Rahmat mendapatkan perunggu setelah berhasil mencatat total angkatan 342 kilogram dari snatch 152 kg dan clean and jerk 190 kg. Lifter kelahiran 13 Oktober 2000 itu melampaui rekor terbaiknya dengan total angkatan 335 kg dari snatch 148 kg dan clean and jerk 187 kg dalam Kejuaraan Asia 2020 di Tashkent, Uzbekistan, 20 April lalu.
Emas direbut lifter unggulan pertama sekaligus pemegang rekor dunia asal China, Zhiyong Shi, dengan total angkatan 364 kg dari snatch 166 kg dan clean and jerk 198 kg. Lifter Venezuela, Julio Ruben Mayora Pernia, meraih perak dengan total angkatan 346 kg dari snatch 156 kg dan clean and jerk 190 kg.
Capaian Rahmat cukup luar biasa. Sebab, amat jarang lifter meraih medali dari Grup B. Di Olimpiade, praktis hanya lifter Korea Utara, Om Yun-chol, yang pernah mendapatkan medali meski tampil dari Grup B. Bahkan, Yun-chol membawa pulang emas 56 kg pada Olimpiade London 2012 tersebut.
Hasil itu membuat angkat besi Indonesia merebut satu perak dan dua perunggu di Olimpiade kali ini. Sebelumnya, lifter putri, Windy Cantika Aisah, meraih perunggu 49 kg pada Sabtu (24/7/2021) dan lifter kawakan, Eko Yuli Irawan, mendapatkan perak 61 kg pada Minggu (25/7/2021).
”Saya sangat bersyukur. Medali ini saya persembahkan untuk keluarga saya, Bapak dan Ibu. Tidak ada cara lain untuk membanggakan mereka selain dengan prestasi di angkat besi, terutama lewat medali Olimpiade ini. Inilah tujuan hidup saya,” kata Rahmat yang anak tunggal ini.
Dekat dengan orangtua
Kedekatan Rahmat dan orangtuanya sangat luar biasa. Tak pelak, sehabis tampil, orang pertama yang ditemuinya adalah ayah sekaligus pelatihnya yang setia menunggu dan mendoakannya di belakang panggung kejuaraan. Pelukan erat langsung dilayangkan kepada sang ayah.
Ayahnya bukan orang asing di dunia angkat besi Indonesia. Erwin Abdullah sempat menjadi lifter andalan nasional pada era 1990-2000an. Seusai merebut perak 62 kg Asian Games 2002 Busan, Korea Selatan, Erwin berpeluang tampil di Olimpiade 2004. Sayangnya, karena cedera pinggang, dia batal tampil di Olimpiade edisi ke-28 tersebut.

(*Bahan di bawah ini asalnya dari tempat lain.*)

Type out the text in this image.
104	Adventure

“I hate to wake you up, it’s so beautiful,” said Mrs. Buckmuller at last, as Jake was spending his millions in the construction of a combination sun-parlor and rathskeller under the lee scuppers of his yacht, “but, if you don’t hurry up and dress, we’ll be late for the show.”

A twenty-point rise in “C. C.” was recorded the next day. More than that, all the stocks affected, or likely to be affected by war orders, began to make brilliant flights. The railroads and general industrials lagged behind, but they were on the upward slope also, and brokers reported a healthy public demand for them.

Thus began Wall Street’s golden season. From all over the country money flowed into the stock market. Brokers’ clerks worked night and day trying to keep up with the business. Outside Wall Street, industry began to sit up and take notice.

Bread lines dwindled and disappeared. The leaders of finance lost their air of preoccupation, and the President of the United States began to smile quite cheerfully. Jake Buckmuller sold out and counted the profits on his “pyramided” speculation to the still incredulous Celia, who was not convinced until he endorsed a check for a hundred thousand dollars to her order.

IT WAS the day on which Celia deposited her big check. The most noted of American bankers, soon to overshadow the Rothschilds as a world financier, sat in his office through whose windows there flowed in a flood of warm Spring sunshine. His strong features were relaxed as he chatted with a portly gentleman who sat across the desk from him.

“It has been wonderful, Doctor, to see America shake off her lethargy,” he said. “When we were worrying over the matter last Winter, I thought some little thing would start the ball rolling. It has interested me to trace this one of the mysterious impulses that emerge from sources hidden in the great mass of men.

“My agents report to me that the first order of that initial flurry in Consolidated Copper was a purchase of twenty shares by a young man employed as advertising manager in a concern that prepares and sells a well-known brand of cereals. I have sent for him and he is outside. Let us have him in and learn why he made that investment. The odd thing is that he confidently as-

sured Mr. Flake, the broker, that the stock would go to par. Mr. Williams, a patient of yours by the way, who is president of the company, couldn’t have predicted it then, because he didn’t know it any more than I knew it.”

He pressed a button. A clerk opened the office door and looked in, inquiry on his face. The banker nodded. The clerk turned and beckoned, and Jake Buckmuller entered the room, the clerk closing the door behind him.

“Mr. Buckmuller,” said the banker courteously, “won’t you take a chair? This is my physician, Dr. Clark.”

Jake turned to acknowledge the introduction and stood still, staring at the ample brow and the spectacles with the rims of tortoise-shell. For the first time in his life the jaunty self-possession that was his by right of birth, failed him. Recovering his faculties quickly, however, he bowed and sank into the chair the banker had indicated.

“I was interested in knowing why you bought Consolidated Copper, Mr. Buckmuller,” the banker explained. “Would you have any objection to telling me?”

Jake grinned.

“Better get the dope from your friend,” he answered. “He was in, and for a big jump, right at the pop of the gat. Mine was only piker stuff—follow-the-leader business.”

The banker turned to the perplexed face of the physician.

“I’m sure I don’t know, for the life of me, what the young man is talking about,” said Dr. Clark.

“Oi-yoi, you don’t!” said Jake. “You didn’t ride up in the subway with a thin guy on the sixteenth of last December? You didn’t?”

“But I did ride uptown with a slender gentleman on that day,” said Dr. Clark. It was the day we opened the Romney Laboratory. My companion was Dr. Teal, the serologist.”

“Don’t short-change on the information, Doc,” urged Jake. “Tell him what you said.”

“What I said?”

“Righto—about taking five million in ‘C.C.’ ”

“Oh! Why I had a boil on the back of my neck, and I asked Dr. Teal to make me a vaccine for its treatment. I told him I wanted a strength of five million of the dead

”Saya masih ingat terus kata-kata Bapak. ’Mat, kamu mau rasain yang belum pernah Bapak rasain di Olimpiade. Soalnya, Bapak belum sempat bertanding di sana’. Itu selalu diulang terus sama Bapak akhir-akhir ini. Maka itu, saya bilang begini, ’Saya mau rasain yang tidak pernah Bapak alami, yakni bertanding di Olimpiade’. Sekarang, saya tak cuma tampil di Olimpiade, tetapi bisa membawa pulang medali,” ungkapnya meluapkan kegembiraan sekaligus haru.
Bagi Rahmat, kedua orangtua menjadi sosok paling berjasa yang mengantarkannya menjadi lifter seperti saat ini. Apalagi, ibunya, Ami Asun Budiono, juga mantan lifter nasional yang pernah meraih medali pada SEA Games 1995 di Chiang Mai, Thailand, dan SEA Games 1997 di Jakarta, Indonesia.
Sejak kecil, Rahmat terbiasa melihat kedua orangtuanya berlatih dengan fasilitas seadanya di rumah. Lambat laun, hal itu menginspirasi dirinya untuk mengikuti jejak kedua orangtua. Niat itu tumbuh setidaknya sejak Rahmat masih sekolah taman kanak-kanak.
”Karena sering mendengar cerita dan melihat jejak prestasi kedua orangtua, dari umur TK, saya mulai ngigau seperti tidak mau berada di bawah orang lain, maunya menjadi nomor satu, dan takut kalau kalah dari orang lain. Dari situ, saya ingin mencoba menjadi seperti Bapak dan Ibu. Masuk kelas III SD, saya akhirnya mulai berlatih angkat besi,” kata Rahmat.
Melalui banyak tantangan
Untuk mendapatkan medali Olimpiade, Rahmat melalui sejumlah tantangan. Selain lingkungan sekolah yang tak semuanya mendukung, di awal kariernya, lifter bertinggi 165 sentimeter ini hanya berlatih dengan peralatan di bawah standar rata-rata. Namun, hal itu tidak membuatnya berkecil hati dan justru melipatgandakan motivasi. ”Bagi saya, bisa juara dari banyak kekurangan itu jauh lebih lengkap ketimbang juara dari fasilitas lengkap,” ujar Rahmat mengambarkan tekad bajanya.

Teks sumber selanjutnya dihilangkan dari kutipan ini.